National Union of Metalworkers of South Africa: COP17 and class struggle

The National Union of Metalworkers of South Africa convened its first International Seminar on Climate Change and Class Struggle on December 4, 2011.

By the National Union of Metalworkers of South Africa

[The following statement was issued at the conclusion of the NUMSA central committee meeting (CC), held December 11-14, at Vincent Mabuyakhulu Conference Centre, Newtown, Johannesburg.]

December 14, 2011 -- Amidst the deepening crisis of climate change and in the context of the COP17 negotiations that were taking place in Durban, the National Union of Metalworkers of South Africa convened its first International Seminar on Climate Change and Class Struggle on December 4, 2011.

Climate change cannot be resolved separately from the resolution of the capitalist crisis. Capitalism is currently devouring its own children throughout the world. The crisis is a global class war. We need to link our struggles around climate change with global anti-capitalist struggles.

Delegates at the NUMSA International Climate Change Seminar called on government to review the Clean Development Mechanisms (CDMs) and other elements of carbon trade that are being championed by global finance institutions. Delegates believe that an emerging carbon market could potentially undermine the need for a socially owned renewable energy sector. We reject market-based solutions to climate change. Negotiations are not delivering so far. There is a need for massive reductions, NOW. Agreement needs to be much faster than 2020, since people are dying now. The Congress of South African Trade Unions (COSATU) must take a policy to block CDMs and other market-based climate change solutions.

We believe a just transition must be based in worker-controlled, democratic social ownership of key means of production and means of subsistence. There is a need for long-term collective planning of wealth and production and how needs are met. Collective and democratic planning is needed in order to make far-reaching interventions that are on the scale that is needed and at the pace it is needed, and doing so in such a way that workers avoid bearing all the costs of the transition.

Without this struggle over ownership, and the struggle for a socially owned renewable energy sector, a just transition will become a capitalist concept, building up a capitalist “green economy”.

Within this, the question of ownership of hydrocarbons is central to the struggle against climate change.
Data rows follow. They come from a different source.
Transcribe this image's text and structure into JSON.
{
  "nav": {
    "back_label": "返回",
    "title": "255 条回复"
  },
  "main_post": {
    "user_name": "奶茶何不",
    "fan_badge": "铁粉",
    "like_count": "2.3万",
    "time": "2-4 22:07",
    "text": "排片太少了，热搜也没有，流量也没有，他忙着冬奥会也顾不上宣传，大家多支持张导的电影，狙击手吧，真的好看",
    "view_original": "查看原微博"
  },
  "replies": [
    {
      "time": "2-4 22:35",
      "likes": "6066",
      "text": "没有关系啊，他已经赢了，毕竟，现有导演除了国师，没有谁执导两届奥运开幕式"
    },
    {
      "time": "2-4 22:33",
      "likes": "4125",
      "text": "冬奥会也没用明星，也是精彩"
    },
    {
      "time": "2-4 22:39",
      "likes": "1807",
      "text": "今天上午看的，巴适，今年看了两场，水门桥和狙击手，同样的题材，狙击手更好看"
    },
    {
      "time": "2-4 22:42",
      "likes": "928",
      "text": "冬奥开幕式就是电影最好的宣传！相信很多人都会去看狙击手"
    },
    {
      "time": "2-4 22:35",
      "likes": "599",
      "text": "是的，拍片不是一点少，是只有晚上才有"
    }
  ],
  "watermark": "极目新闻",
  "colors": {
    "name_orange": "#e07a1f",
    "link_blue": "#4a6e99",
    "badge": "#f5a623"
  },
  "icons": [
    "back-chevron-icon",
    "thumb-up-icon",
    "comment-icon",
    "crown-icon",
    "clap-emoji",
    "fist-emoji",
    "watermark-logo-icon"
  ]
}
There is a need for nationalising them. This will give political control of the industries and ensure that the economic revenue stays in countries where the fossil fuels are located. The example of Bolivia is key, and there is a need to learn from this experience.

There is a need for such nationalisations to be based on a state that is really of the whole people. It involves a political struggle.

The NUMSA central committee (CC) noted that, in the ongoing realities of a deepening global crisis of capitalism, it was totally misplaced to expect any real movement on the Kyoto Protocol on the environment and any significant agreements and on reductions in capitalist modes of production which pollute the Earth and heat it up.

While the CC welcomes the increasing emphasis being placed on a safer and greener Earth, the CC emphatically notes that the main enemy of the world today is the global system of capitalism which is profit driven and has no regard for the quality of our environment and now is moving fast to turn so-called green fields into new sites of private profit accumulation.